When a search query targets a shard, OpenSearch must decide which copy of that shard to send the query to: the primary or one of the replicas. This decision is made by the adaptive replica selection (ARS) algorithm.

ARS maintains a running estimate of each shard copy’s response time, queue depth, and service time. When a query arrives, ARS selects the copy with the lowest estimated latency. This is more sophisticated than simple round-robin, which ignores that different nodes may have different loads, different hardware, or different segment configurations.

The ARS estimate considers:

  • Outstanding searches: how many queries are currently in-flight to that shard copy
  • Response time EWMA: exponentially weighted moving average of recent response times
  • Service time EWMA: the time the shard spent executing the query (excluding queue wait)

A node with 10 outstanding queries and 50ms service time is a worse choice than a node with 2 outstanding queries and 60ms service time, even though the second node is slightly slower per-query.

The Implementation

Search Preference

The preference parameter overrides ARS for specific use cases:

// Sticky session preference: same user always hits the same shard copy.
// Useful for leveraging the filesystem cache and node query cache.
SearchRequest request = SearchRequest.of(s -> s
    .index("docs-v1")
    .preference("user_session_" + sessionId)
    .query(q -> q.match(m -> m.field("body").query(userQuery)))
);
// Local shard preference: prefer shards on the coordinating node.
// Eliminates network hop for queries that land on a data node.
SearchRequest request = SearchRequest.of(s -> s
    .index("docs-v1")
    .preference("_local")
    .query(q -> q.match(m -> m.field("body").query(userQuery)))
);

The session-based preference has a secondary benefit for the filter cache. When the same user repeatedly searches within their tenant, the tenant_id filter bitset is cached on the same node’s segment cache. Rotating across replicas on each request means each node builds its own filter cache for that tenant independently.

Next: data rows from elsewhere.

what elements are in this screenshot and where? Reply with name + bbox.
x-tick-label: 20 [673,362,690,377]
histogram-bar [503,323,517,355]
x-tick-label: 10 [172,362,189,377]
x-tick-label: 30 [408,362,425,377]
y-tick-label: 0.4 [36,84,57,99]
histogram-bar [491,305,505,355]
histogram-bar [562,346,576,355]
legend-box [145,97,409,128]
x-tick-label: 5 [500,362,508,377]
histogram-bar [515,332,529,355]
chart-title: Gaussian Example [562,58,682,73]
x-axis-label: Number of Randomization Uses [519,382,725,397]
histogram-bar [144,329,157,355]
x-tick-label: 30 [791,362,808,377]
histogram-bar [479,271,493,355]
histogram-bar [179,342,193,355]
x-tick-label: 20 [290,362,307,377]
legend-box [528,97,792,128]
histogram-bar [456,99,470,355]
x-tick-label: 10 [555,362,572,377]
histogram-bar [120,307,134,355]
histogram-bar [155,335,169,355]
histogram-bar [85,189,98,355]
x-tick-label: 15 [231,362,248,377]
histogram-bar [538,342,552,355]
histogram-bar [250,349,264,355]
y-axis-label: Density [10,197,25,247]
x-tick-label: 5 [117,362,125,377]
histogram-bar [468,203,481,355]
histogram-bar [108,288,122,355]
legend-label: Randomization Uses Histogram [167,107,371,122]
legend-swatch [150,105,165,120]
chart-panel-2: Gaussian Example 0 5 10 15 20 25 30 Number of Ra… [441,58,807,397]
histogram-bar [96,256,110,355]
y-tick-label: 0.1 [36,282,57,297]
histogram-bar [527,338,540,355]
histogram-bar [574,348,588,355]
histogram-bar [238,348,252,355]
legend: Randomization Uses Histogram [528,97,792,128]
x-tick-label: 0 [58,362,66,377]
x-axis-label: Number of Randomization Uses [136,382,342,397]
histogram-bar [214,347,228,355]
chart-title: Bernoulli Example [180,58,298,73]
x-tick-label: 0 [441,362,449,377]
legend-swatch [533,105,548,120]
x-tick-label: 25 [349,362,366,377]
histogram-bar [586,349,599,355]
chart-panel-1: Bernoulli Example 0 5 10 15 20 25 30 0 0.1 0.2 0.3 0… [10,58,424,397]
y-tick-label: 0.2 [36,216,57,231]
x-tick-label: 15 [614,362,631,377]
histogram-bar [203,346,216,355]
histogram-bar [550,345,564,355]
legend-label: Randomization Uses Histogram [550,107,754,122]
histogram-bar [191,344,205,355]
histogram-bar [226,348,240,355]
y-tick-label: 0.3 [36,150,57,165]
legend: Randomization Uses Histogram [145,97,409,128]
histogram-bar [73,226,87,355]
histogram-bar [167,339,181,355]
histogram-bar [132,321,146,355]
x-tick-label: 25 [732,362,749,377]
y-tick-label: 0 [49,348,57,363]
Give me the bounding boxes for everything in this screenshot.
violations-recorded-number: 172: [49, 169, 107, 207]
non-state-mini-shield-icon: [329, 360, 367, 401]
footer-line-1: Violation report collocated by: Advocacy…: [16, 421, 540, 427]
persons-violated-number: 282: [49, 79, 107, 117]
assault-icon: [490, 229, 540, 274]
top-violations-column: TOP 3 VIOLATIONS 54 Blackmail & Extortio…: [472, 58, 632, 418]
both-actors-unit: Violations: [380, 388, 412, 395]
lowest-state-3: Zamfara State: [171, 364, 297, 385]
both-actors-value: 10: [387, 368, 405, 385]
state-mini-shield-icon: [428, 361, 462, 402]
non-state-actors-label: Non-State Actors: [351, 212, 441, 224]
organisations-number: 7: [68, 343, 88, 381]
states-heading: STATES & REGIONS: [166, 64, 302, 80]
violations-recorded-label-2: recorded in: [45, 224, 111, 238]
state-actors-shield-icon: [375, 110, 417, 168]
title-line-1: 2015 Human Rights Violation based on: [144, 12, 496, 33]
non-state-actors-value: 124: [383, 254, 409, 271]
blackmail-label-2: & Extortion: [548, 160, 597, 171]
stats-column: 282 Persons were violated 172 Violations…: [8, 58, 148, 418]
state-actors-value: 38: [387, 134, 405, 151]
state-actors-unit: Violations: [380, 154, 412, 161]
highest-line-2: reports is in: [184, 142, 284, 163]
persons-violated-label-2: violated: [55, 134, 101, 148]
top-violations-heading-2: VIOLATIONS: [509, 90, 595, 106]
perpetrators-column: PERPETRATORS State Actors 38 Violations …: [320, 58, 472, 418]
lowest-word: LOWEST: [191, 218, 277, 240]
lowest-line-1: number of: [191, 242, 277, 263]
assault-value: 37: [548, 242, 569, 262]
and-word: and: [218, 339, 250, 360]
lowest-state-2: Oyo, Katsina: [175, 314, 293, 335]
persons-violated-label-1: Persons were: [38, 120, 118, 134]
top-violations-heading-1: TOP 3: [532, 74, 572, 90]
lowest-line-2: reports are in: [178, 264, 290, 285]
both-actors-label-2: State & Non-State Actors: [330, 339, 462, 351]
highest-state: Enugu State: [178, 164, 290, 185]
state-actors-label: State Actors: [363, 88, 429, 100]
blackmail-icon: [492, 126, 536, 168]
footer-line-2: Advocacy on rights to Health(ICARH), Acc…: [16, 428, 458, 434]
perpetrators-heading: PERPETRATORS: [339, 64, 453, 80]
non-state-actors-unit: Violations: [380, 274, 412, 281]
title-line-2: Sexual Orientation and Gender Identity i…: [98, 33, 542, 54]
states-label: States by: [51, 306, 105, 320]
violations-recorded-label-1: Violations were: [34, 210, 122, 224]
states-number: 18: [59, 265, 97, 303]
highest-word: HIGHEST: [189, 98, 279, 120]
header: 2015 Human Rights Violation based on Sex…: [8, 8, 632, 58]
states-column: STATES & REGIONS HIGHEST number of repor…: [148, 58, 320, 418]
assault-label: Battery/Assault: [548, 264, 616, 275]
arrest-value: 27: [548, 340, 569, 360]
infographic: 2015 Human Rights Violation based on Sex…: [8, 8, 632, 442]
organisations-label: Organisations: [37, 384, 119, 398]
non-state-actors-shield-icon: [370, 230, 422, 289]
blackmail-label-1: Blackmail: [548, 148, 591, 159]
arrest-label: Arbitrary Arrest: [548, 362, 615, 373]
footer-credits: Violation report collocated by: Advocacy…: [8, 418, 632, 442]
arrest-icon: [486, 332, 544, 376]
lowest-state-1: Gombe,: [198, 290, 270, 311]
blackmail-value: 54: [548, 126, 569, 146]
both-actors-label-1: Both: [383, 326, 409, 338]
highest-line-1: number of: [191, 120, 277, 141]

Routing for Read Performance

Custom routing at index time (covered in chapter 4) affects read performance directly. When all documents for tenant acme are routed to shard 2, a search with routing("acme") queries only shard 2 instead of all shards.

// HARDENED: Combined routing and filter for multi-tenant search
// Routing limits shard fan-out. Filter ensures data isolation.

SearchRequest request = SearchRequest.of(s -> s
    .index("docs-v1")
    .routing(tenantId)  // Query only the shard containing this tenant's data
    .query(q -> q
        .bool(b -> b
            .filter(f -> f.term(t -> t.field("tenant_id").value(tenantId)))
            .must(mu -> mu.match(m -> m.field("body").query(userQuery)))
        )
    )
);

The combination of routing and filter provides defense in depth. Routing is a performance optimization. The filter is a security boundary. If routing fails (wrong routing value, hash collision), the filter still prevents cross-tenant data exposure.

The Measurement

Impact of routing on search latency for the documentation platform:

ConfigurationShards QueriedQuery Latency (p50)Query Latency (p99)
No routing, 5 shards518ms65ms
With routing, 5 shards16ms22ms
No routing, 10 shards1028ms95ms
With routing, 10 shards17ms24ms

Routing reduces query latency by 60-75% by eliminating fan-out to shards that contain no relevant data.

The Decision Rule

Leave adaptive replica selection enabled (it is on by default) and do not override it with preference unless you have a specific reason. Session-based preference is justified when the same user performs many searches within a session and the filter cache benefit is measurable. _local preference is justified only in specific topologies where coordinating and data node roles overlap.

Always combine routing with a filter clause for multi-tenant search. Routing alone is not a security mechanism; it is a performance hint. The filter clause enforces data isolation.